Damn TV, it's all your fault! Or rather it is the fault of the cameras which, now placed everywhere, are like so many voyeur's eyes, hungry for gory images broadcast live.
By now nothing escapes us: a little touch of fairing against fairing, a hand gesture, a heartily shouted fuck you inside the helmet. We might not be on the bike with them, but we spy on their every move. Most of us from the couch, but some, professional voyeurs, with many screens in front of them and the power to judge, are quick to split hairs.
They are the onanists of the Stewards panel who think of regulating the burning ardours of young riders with testosterone levels beyond alarm limits with doses of double long lap penalties or drop one places.
Needless to say, it's a futile exercise. Motorcycling is not a contact sport like boxing or wrestling but you race separated by a few centimetres and anyone who has a minimum of familiarity with two wheels and has had access to the pits can tell stories of riders who returned with fairings or even leathers with marks on them.

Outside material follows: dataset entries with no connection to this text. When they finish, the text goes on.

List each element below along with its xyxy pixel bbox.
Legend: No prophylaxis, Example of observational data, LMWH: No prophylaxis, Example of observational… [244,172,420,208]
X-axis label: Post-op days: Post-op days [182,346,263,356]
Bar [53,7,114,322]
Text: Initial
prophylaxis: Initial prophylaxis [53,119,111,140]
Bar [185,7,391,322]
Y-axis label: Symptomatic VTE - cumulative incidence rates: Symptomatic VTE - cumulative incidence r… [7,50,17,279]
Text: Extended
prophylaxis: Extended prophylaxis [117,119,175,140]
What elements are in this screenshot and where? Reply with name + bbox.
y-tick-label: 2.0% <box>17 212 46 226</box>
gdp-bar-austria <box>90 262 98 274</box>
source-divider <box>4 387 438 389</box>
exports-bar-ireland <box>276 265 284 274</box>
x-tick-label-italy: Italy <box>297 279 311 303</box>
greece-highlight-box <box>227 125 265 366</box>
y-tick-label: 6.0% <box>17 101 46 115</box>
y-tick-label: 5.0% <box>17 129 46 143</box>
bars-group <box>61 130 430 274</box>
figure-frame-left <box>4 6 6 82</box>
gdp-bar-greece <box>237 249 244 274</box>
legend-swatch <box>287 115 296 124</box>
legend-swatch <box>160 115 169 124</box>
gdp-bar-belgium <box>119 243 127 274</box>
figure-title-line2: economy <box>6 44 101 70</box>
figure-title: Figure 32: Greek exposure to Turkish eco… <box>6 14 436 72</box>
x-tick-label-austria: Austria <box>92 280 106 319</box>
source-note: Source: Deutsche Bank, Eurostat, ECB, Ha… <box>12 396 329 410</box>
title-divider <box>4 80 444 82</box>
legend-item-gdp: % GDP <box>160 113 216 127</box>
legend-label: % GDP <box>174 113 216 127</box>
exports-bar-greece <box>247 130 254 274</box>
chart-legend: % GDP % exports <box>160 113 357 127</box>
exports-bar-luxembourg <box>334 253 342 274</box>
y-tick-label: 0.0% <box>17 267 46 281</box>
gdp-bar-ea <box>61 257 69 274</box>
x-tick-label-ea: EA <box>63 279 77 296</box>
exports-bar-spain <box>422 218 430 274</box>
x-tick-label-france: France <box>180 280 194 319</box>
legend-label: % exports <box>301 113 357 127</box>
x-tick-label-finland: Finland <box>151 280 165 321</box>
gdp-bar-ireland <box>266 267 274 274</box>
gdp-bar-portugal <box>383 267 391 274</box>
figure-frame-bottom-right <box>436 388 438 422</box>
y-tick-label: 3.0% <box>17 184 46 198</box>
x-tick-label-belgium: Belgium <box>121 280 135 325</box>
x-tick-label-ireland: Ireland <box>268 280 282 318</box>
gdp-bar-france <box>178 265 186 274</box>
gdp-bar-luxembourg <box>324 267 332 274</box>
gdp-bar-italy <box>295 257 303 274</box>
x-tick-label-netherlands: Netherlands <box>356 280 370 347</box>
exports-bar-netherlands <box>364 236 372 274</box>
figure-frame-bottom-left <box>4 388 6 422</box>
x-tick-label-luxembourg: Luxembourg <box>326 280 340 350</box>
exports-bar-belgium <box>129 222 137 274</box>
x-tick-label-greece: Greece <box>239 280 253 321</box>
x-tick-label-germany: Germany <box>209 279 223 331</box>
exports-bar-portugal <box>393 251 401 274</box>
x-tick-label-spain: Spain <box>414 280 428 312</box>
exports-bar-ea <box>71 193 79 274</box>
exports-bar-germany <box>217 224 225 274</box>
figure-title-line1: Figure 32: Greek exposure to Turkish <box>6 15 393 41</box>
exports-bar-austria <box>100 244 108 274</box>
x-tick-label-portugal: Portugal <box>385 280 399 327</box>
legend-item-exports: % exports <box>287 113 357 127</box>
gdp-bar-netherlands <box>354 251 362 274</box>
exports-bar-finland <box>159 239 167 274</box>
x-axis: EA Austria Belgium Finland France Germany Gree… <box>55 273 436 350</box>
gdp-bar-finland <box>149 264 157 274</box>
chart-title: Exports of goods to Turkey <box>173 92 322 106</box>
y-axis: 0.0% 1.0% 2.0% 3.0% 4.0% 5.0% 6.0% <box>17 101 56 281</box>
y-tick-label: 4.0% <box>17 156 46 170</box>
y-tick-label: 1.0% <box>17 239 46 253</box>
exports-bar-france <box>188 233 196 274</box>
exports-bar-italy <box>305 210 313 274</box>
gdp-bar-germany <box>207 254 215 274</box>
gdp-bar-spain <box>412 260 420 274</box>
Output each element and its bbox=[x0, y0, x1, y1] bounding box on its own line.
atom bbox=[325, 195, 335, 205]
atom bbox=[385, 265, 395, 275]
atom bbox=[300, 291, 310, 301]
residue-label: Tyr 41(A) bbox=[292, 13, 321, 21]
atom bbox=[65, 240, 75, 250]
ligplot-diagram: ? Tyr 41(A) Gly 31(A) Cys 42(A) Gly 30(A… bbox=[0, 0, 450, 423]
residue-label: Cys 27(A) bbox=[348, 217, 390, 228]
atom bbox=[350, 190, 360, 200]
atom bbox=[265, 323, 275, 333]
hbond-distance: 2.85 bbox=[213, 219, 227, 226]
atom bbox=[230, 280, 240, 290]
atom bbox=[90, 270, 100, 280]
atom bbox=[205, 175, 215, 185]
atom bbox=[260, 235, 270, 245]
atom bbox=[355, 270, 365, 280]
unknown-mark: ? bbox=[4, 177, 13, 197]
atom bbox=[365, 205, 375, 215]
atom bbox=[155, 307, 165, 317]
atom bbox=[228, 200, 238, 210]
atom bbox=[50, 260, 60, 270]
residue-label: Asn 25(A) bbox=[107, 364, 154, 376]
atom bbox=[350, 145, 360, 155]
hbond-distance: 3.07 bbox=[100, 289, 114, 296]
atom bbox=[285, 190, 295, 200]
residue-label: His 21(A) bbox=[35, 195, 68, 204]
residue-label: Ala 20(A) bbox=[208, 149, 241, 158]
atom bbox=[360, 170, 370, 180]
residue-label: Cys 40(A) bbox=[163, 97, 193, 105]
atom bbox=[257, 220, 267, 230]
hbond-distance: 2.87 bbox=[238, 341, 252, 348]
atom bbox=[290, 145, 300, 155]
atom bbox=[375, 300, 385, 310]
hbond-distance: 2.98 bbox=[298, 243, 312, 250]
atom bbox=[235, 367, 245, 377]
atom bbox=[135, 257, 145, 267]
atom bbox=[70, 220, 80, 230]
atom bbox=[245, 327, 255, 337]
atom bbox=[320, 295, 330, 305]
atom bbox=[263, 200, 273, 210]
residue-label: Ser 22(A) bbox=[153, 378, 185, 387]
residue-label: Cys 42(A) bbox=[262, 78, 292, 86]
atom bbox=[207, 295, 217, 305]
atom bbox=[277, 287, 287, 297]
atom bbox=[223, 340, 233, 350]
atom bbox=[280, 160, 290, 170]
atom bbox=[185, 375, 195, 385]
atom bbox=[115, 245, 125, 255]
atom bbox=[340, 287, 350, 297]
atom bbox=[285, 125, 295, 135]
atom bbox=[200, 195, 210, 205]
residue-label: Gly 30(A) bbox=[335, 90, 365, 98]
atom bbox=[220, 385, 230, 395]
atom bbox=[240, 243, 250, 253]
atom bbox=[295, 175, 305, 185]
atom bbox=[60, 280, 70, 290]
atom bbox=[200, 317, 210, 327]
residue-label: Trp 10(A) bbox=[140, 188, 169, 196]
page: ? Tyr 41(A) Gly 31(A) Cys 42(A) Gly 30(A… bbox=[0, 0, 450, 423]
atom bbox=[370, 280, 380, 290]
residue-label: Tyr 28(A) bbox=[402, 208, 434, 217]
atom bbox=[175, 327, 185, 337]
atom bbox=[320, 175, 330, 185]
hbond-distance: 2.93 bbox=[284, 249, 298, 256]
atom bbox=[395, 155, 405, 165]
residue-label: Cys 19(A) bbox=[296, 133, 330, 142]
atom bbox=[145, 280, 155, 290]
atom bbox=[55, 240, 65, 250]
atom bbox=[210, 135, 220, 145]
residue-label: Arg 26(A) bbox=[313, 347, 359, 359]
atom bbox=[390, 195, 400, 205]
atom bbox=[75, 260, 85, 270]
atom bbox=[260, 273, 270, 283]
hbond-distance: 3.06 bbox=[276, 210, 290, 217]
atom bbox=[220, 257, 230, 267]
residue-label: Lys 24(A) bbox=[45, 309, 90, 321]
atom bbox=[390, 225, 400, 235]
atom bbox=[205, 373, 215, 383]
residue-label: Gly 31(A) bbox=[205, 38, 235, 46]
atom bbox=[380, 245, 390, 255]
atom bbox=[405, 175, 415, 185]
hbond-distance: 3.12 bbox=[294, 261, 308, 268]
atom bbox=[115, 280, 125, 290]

Of course, there is a limit to everything: if I touch you and cause you to crash I must be sanctioned, if I graze you and move you, it is not always the case to intervene. Also because there is often concurrence of guilt: if the person about to be overtaken because he has left a gap does not give way, contact is inevitable.
Freddie Spencer, who chairs the Panel, knows it well: in 1983, in Sweden, at Anderstorp*, he pushed a certain Kenny Roberts wide and since the two were fighting for the world championship, the Martian widened his trajectory and ended up on the grass, something that notoriously offers little grip under acceleration. Kenny finished second and that position cost him the world championship at Imola because the victory was not enough for him to recover. He lost the title by just two points. That victory snatched with an unorthodox overtaking move.
But was it really over the limit? Fast Freddie remembers his manoeuvre well, and so does Kenny. We talked about it together years ago. During the slowdown lap the Californian was verbal with gestures against Fast Freddie and when he took off his helmet he was furious.
He said to me then: "I realised that this guy would have risked his life to overtake me". Yes, his life. Those were different times. Curves with few run-off areas, straw bales, leathers and sometimes, alas, tissue paper helmets. Each crash left its mark and for this reason you crashed very little and the riders had a strict code of behaviour among themselves. Of course, even then it happened that they made mistakes.
The fact was that these 'misunderstandings' remained between the riders. In the best of cases, a few days later an image would arrive from a photographer who was in the right place at the right time, but since there were rolls of 36 shots to develop, the photo arrived when the boiling spirits had died down and the duellists, in front of a couple of cold beers, had already cleared up the situation.
*The image you see on the page, out of focus and in black and white, has been floating around on the Internet for some time. Freddie and Kenny, both 'long' and on the grass talk about an overtaking move without #tracklimits. Author Unknown.